The Daily Star (Lebanon)
Blurring the line between fan, photographer
Shahinian captures the movements of musicians and their connection to audience
BEIRUT: Perhaps the most efficient way to understand something is to fully immerse oneself in it. That’s just what photographer Annie Leibovitz did when she accompanied the Rolling Stones on their 1975 summer tour.
Leibovitz was able to produce some of the most intimate and revealing portraits that had ever been seen of the band at that time.
Among the idiosyncratic images of the band that Leibovitz captured are a photograph of Mick Jagger in an elevator, wearing a bath robe with a towel wrapped around his head, and another of Keith Richards slumped drunkenly against the outside of a closed hotel room door.
Dubai-based Syrian-Armenian photographer Nairy Shahinian has set out on a similar photographic journey with her ongoing body of work entitled “Ecstatic Moments,” currently up at Ayyam Projects.
The project began in 2010, when Shahinian decided to document her experiences at various concerts around the world through photography. The resulting selection of blurry images explores the “heightened yet fleeting connections that occur between a musician or band and their audience,” she writes in her artist’s statement. Music from the concerts she attended accompanies the selection of 16 photos on display. Some of the performers she captured include Madonna, Bjork, Metallica and Roger Waters.
It appears that Shahinian has employed a slow shutter-speed technique when taking the pictures, lending them a blurry quality that conveys a sense of energy and movement.
One photograph, taken at a Madonna concert in 2012, captures the pop star at a particularly vulnerable moment, face down on the stage, with writing across her back that reads “ON” or “NO,” depending on which way you look at it. In another image the singer looks like she is about to faint, as one of her backup dancers embraces her from behind.
A photograph of Metallica’s James Hetfield from 2011 further showcases her knack for capturing movement. Hetfield plays the guitar against the backdrop of a cluster of blurry drums. This time, the effect creates the illusion that the instruments are pulsating with the same energy that propels the band members.
In addition to motion blurs, Shahinian uses bold colors to communicate these heightened moments. In a 2013 image of Roger Waters, the English musician is floodlit by a wave of red light, which covers his skin as he plays the guitar with his eyes shut.
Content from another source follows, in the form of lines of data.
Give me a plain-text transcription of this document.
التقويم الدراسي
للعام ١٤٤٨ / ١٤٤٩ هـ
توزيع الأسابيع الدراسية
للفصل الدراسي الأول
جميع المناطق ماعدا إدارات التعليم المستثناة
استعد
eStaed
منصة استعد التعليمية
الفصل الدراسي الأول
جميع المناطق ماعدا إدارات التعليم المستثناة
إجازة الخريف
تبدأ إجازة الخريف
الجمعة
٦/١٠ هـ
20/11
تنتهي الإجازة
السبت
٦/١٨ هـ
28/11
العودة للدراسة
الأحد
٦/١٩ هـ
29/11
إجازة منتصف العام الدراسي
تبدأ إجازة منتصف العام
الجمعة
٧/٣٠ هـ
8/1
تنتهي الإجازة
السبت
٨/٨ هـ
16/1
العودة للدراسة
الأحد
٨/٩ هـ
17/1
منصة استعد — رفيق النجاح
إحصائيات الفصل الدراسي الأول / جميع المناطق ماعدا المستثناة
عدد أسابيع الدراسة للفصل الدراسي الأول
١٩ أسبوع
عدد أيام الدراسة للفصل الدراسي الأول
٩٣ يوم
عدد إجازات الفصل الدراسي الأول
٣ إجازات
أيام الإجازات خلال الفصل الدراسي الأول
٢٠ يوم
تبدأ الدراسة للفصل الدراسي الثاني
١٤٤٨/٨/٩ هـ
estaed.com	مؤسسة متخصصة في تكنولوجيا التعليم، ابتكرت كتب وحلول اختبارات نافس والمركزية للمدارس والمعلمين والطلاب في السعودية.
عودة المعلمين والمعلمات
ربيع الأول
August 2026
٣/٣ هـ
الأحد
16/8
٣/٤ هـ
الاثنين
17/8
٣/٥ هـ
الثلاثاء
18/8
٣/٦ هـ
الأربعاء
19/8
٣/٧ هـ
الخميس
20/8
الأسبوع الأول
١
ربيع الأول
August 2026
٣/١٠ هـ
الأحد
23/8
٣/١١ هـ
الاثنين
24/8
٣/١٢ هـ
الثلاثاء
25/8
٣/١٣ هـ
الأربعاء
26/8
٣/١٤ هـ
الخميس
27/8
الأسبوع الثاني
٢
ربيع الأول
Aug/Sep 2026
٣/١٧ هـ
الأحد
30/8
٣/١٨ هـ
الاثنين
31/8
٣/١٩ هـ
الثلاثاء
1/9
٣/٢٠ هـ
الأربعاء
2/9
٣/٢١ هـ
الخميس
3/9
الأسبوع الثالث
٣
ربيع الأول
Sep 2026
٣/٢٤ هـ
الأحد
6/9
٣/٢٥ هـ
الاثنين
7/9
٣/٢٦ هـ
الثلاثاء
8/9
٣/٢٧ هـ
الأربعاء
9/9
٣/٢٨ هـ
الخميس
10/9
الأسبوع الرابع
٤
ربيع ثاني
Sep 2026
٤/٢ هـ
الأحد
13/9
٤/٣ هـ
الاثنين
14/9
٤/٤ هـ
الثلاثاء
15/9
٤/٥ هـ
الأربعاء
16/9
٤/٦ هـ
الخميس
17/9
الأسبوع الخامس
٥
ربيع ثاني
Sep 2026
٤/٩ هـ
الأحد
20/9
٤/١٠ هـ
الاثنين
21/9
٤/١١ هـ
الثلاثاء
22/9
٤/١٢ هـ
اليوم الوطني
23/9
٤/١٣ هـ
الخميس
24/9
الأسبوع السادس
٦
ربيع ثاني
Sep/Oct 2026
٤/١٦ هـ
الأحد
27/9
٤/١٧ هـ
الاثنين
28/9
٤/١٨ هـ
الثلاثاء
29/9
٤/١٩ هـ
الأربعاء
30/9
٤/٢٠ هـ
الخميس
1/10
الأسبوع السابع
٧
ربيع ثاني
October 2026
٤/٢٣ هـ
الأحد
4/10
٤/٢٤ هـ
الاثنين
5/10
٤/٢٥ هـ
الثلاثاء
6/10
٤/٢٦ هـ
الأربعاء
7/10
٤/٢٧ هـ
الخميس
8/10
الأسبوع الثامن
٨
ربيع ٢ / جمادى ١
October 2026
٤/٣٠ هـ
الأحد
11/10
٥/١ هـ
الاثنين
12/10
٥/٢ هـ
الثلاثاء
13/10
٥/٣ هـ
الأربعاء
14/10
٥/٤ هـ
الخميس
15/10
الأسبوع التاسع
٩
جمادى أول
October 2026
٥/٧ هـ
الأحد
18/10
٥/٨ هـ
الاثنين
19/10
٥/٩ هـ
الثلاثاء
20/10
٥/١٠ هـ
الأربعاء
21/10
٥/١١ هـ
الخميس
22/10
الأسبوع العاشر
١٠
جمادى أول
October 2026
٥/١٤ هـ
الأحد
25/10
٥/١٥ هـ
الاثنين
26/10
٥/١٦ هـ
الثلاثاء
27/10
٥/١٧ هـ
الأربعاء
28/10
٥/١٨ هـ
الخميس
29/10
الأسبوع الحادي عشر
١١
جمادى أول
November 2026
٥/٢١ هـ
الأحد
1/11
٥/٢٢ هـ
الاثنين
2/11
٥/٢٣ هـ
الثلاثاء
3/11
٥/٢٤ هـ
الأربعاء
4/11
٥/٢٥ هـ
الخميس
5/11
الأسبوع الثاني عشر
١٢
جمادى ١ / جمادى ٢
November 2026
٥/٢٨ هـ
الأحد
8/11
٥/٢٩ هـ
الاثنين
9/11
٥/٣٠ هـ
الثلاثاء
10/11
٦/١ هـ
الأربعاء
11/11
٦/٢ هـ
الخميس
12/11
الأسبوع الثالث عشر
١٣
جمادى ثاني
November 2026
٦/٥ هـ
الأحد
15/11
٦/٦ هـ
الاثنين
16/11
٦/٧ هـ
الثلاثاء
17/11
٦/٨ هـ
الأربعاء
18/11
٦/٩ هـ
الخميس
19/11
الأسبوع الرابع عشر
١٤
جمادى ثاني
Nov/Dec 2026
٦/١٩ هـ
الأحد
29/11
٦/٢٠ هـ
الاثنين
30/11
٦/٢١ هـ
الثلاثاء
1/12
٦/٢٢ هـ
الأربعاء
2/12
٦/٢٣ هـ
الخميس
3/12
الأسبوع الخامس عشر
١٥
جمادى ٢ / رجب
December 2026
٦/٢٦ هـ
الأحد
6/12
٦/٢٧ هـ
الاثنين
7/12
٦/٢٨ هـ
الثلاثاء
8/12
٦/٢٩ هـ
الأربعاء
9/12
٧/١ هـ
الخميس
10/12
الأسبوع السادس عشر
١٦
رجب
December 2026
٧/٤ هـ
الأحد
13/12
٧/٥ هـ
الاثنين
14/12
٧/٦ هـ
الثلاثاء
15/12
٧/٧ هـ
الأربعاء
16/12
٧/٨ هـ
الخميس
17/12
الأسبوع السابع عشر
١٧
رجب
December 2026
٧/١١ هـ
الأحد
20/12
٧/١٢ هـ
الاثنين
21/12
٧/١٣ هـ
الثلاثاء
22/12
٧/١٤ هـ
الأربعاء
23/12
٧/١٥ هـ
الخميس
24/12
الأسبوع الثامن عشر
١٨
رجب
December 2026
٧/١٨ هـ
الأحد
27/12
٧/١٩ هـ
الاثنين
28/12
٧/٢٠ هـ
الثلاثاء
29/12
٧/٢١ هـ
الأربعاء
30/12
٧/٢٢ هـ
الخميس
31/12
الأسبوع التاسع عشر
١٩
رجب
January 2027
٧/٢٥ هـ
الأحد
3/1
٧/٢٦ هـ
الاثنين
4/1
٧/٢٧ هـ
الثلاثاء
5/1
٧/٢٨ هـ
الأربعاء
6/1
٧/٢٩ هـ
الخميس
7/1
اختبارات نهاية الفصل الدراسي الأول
Another image of the Mikael Larsson from the Swedish death metal band “Lake of Tears,” also contains exaggerated colors. However, the motion blur creates a supernatural double-exposure effect. As a result, Larsson appears to be playing the guitar beside a blue version of himself.
While most of her subjects seem to be isolated, one photograph from a Bjork concert in 2013 incorporates parts of the audience. Captured from a distance, the eccentric Icelandic singer is partially obscured by the fingers of a silhouetted hand that emerges from the audience. A string of yellowish green light exaggerates the singer’s elaborate headpiece, giving her an alien-like silhouette.
Shahinian’s subjects are so enthralled in their work that they seem to have slipped into an alternate universe. While she succeeds in capturing these fleeting moments, it would have been interesting to see the scope of Shahinian’s experimentation branch out beyond the effects of the slow-shutter speed technique.